Между Северной Каролиной

И второй Каролиной, другой.

Впрочем, здесь ни причём Каролина:

В острый, словно клин журавлиный,

Загнан я. А я — не герой.

Не герой. Просто так — человек.

Значит, можно не выкрикнуть лозунг.

Значит, можно смахивать слёзы

С покрасневших от горести век.

С человека немного возьмёшь

И, особенно, если он загнан

В острый, словно молний зигзаги,

Угол, если кричит: не трожь!

И рукою глаза закрывает,

А другою — собаку срывает,

Отрывает её от груди.

Если всё у него — позади

И совсем ничего впереди,

Кроме этой самой собаки,

Что повисла уже на рубахе.


Есть с чем сравнить. Далеко ходить не надо. Пастернак:


Я пропал, как зверь в загоне.

Где-то люди, воля, свет,

А за мною шум погони,

Мне наружу ходу нет.

................................................

Но и так, почти у гроба,

Верю я, придёт пора —

Силу подлости и злобы

Одолеет дух добра.

(«Нобелевская премия»)


Это написано в 1959-м. Почти тогда же набросал своё стихотворение и Слуцкий, о чём говорят соседние наброски и готовые стихотворения, в частности «Надо думать, а не улыбаться...», опубликованное в 1961-м. Прямая связь

между этими вещами налицо. Только «зверь» Пастернака верит в победу добра, а «человек» Слуцкого не видит никакого просвета. Слуцкий в данной вещи — это его роль в пастернаковской истории, а точней: реакция определённого слоя общественности на эту роль. Собственно, это были те люди, для которых он писал. Состояние загнанности у него долго не проходило и, похоже, осталось навсегда.

Ко всему этому можно приплюсовать и заметки Олега Хлебникова:


А вот ещё один поэт фронтового поколения, Александр Межиров, говорил, что сам тогда поступил трусливее: чтобы только не оказаться на том собрании, улетел в Тбилиси, а оттуда на такси уехал в Ереван, дабы наверняка не нашли. Словом, нельзя судить одно время с позиций другого. Сам же Слуцкий, как будто отвечая Межирову, написал:


Уменья нет сослаться на болезнь,

таланту нет не оказаться дома.

Приходится, перекрестившись, лезть

в такую грязь, где не бывать другому...


Кстати, именно Межиров в самый расцвет застоя показал мне вышедшую в Мюнхене антологию советской неподцензурной поэзии, в которой было напечатано много неизвестных тогда российским читателям стихотворений Слуцкого.
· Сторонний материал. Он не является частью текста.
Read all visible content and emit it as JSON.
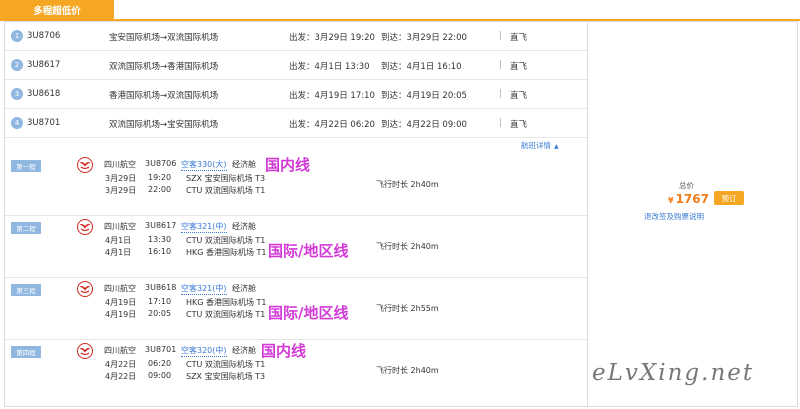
{
  "tab_title": "多程超低价",
  "flights": [
    {
      "num": "1",
      "code": "3U8706",
      "route": "宝安国际机场→双流国际机场",
      "dep": "出发：3月29日 19:20",
      "arr": "到达：3月29日 22:00",
      "type": "直飞"
    },
    {
      "num": "2",
      "code": "3U8617",
      "route": "双流国际机场→香港国际机场",
      "dep": "出发：4月1日 13:30",
      "arr": "到达：4月1日 16:10",
      "type": "直飞"
    },
    {
      "num": "3",
      "code": "3U8618",
      "route": "香港国际机场→双流国际机场",
      "dep": "出发：4月19日 17:10",
      "arr": "到达：4月19日 20:05",
      "type": "直飞"
    },
    {
      "num": "4",
      "code": "3U8701",
      "route": "双流国际机场→宝安国际机场",
      "dep": "出发：4月22日 06:20",
      "arr": "到达：4月22日 09:00",
      "type": "直飞"
    }
  ],
  "detail_link": "航班详情",
  "segments": [
    {
      "badge": "第一程",
      "airline": "四川航空",
      "flight": "3U8706",
      "plane": "空客330(大)",
      "cabin": "经济舱",
      "dep_date": "3月29日",
      "dep_time": "19:20",
      "dep_airport": "SZX 宝安国际机场 T3",
      "arr_date": "3月29日",
      "arr_time": "22:00",
      "arr_airport": "CTU 双流国际机场 T1",
      "duration": "飞行时长 2h40m",
      "tag": "国内线"
    },
    {
      "badge": "第二程",
      "airline": "四川航空",
      "flight": "3U8617",
      "plane": "空客321(中)",
      "cabin": "经济舱",
      "dep_date": "4月1日",
      "dep_time": "13:30",
      "dep_airport": "CTU 双流国际机场 T1",
      "arr_date": "4月1日",
      "arr_time": "16:10",
      "arr_airport": "HKG 香港国际机场 T1",
      "duration": "飞行时长 2h40m",
      "tag": "国际/地区线"
    },
    {
      "badge": "第三程",
      "airline": "四川航空",
      "flight": "3U8618",
      "plane": "空客321(中)",
      "cabin": "经济舱",
      "dep_date": "4月19日",
      "dep_time": "17:10",
      "dep_airport": "HKG 香港国际机场 T1",
      "arr_date": "4月19日",
      "arr_time": "20:05",
      "arr_airport": "CTU 双流国际机场 T1",
      "duration": "飞行时长 2h55m",
      "tag": "国际/地区线"
    },
    {
      "badge": "第四程",
      "airline": "四川航空",
      "flight": "3U8701",
      "plane": "空客320(中)",
      "cabin": "经济舱",
      "dep_date": "4月22日",
      "dep_time": "06:20",
      "dep_airport": "CTU 双流国际机场 T1",
      "arr_date": "4月22日",
      "arr_time": "09:00",
      "arr_airport": "SZX 宝安国际机场 T3",
      "duration": "飞行时长 2h40m",
      "tag": "国内线"
    }
  ],
  "summary": {
    "total_label": "总价",
    "currency": "¥",
    "price": "1767",
    "book_label": "预订",
    "rules_link": "退改签及购票说明"
  },
  "watermark": "eLvXing.net",
  "colors": {
    "accent": "#f5a623",
    "badge": "#8fb7e0",
    "link": "#3a7bd5",
    "price": "#f07d1a",
    "tag": "#d23bd6"
  },
  "icons": {
    "airline_logo": "sichuan-airlines-logo-icon",
    "caret": "caret-up-icon"
  }
}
Но Слуцкий и тут оказался верен себе — он не передавал свои рукописи за границу. Это сделал кто-то из его поклонников: стихи Слуцкого тогда расходились в списках. А немцы поступили корректно по отношению к поэту: напечатали его большую подборку, не указав имени автора. Более того: подборка была разбита на две части и над обеими значилось «Аноним». Но для тех, кто понимает, «фирменная» узнаваемая интонация Слуцкого говорила об авторстве красноречивее подписи. К счастью, литературоведы в штатском не слишком квалифицированны, а уж к поэзии точно глухи[66].


Наконец выслушаем Аллу Латынину:


Неколебимая уверенность в собственном моральном превосходстве порой травестийно оборачивается против автора, что он не всегда слышит.

Как известно, Борис Слуцкий выступил на том печальном писательском собрании, которое осуждало Пастернака, и выступил отвратительно. Выступление это ему помнили очень долго. Да он и сам тяжело переживал своё падение (что нашло отражение и в стихах), и многие связывали депрессию последних лет и душевную болезнь Слуцкого с терзаниями из-за злополучного выступления.

Рассадин приводит одну из литературных баек, демонстрирующих отношение части литературного сообщества к Слуцкому, и тут не столько важна её достоверность, сколько интерпретация поведения действующих лиц.

«— Боря! Вы, конечно, пойдёте на похороны Пастернака? — спросил его, тайно, да, в общем, и явно глумясь, один наш общий знакомый.

— Я не могу, — сухо ответствовал Слуцкий. — Я еду в Ленинград на юбилей Ольги Берггольц.

— Боря! — В интонации явственней зазвучала насмешка. — Вы обязаны взять с собою Берггольц и вместе с нею явиться в Переделкино. Неужели вам непонятно, что и вы и она — поэты эпохи Пастернака?

Пауза.

— Вы недооцениваете Берггольц, — только и нашёлся ответить Слуцкий.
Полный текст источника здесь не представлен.